Según los habitantes, las válvulas no estarían siendo abiertas con regularidad y, cuando se habilitan, presuntamente algunas personas las manipularían nuevamente, afectando el suministro a las familias. La comunidad pide que se investigue quién estaría detrás de estas acciones y que se garantice una distribución equitativa del servicio.
La falta de agua ha obligado a los residentes a buscar alternativas para abastecerse. Algunas familias aseguran que deben comprar bolsas de agua de cinco litros, adquirir tanques de hasta 1.000 litros transportados en camionetas e incluso utilizar motobombas para intentar recibir el suministro cuando este llega.

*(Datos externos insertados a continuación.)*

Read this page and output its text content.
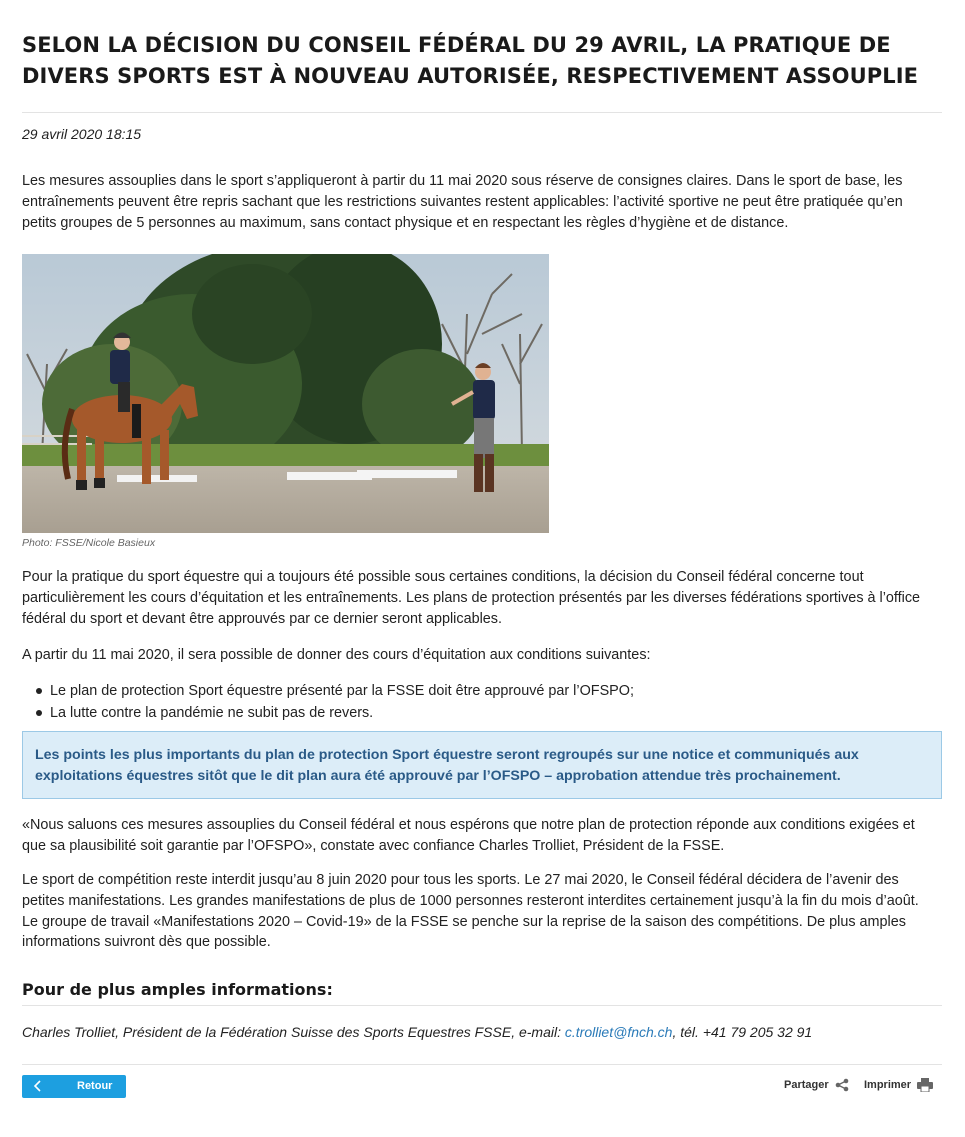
SELON LA DÉCISION DU CONSEIL FÉDÉRAL DU 29 AVRIL, LA PRATIQUE DE DIVERS SPORTS EST À NOUVEAU AUTORISÉE, RESPECTIVEMENT ASSOUPLIE
29 avril 2020 18:15

Les mesures assouplies dans le sport s’appliqueront à partir du 11 mai 2020 sous réserve de consignes claires. Dans le sport de base, les entraînements peuvent être repris sachant que les restrictions suivantes restent applicables: l’activité sportive ne peut être pratiquée qu’en petits groupes de 5 personnes au maximum, sans contact physique et en respectant les règles d’hygiène et de distance.

Photo: FSSE/Nicole Basieux

Pour la pratique du sport équestre qui a toujours été possible sous certaines conditions, la décision du Conseil fédéral concerne tout particulièrement les cours d’équitation et les entraînements. Les plans de protection présentés par les diverses fédérations sportives à l’office fédéral du sport et devant être approuvés par ce dernier seront applicables.

A partir du 11 mai 2020, il sera possible de donner des cours d’équitation aux conditions suivantes:

Le plan de protection Sport équestre présenté par la FSSE doit être approuvé par l’OFSPO;
La lutte contre la pandémie ne subit pas de revers.
Les points les plus importants du plan de protection Sport équestre seront regroupés sur une notice et communiqués aux exploitations équestres sitôt que le dit plan aura été approuvé par l’OFSPO – approbation attendue très prochainement.

«Nous saluons ces mesures assouplies du Conseil fédéral et nous espérons que notre plan de protection réponde aux conditions exigées et que sa plausibilité soit garantie par l’OFSPO», constate avec confiance Charles Trolliet, Président de la FSSE.

Le sport de compétition reste interdit jusqu’au 8 juin 2020 pour tous les sports. Le 27 mai 2020, le Conseil fédéral décidera de l’avenir des petites manifestations. Les grandes manifestations de plus de 1000 personnes resteront interdites certainement jusqu’à la fin du mois d’août. Le groupe de travail «Manifestations 2020 – Covid-19» de la FSSE se penche sur la reprise de la saison des compétitions. De plus amples informations suivront dès que possible.

Pour de plus amples informations:
Charles Trolliet, Président de la Fédération Suisse des Sports Equestres FSSE, e-mail: c.trolliet@fnch.ch, tél. +41 79 205 32 91
Retour	Partager	Imprimer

La situación representa un golpe adicional para familias que, según denuncian, llevan semanas enfrentando dificultades para acceder de manera regular al agua potable. Los habitantes hacen un llamado a las autoridades y a la empresa prestadora del servicio para que revisen el manejo de las válvulas y determinen si existe alguna irregularidad que esté afectando a la comunidad.
Mientras esperan respuestas, los residentes de Juan 23 continúan buscando alternativas para conseguir agua. La pregunta que queda sobre la mesa es: ¿qué está pasando con las válvulas que deberían garantizar el suministro a estos sectores?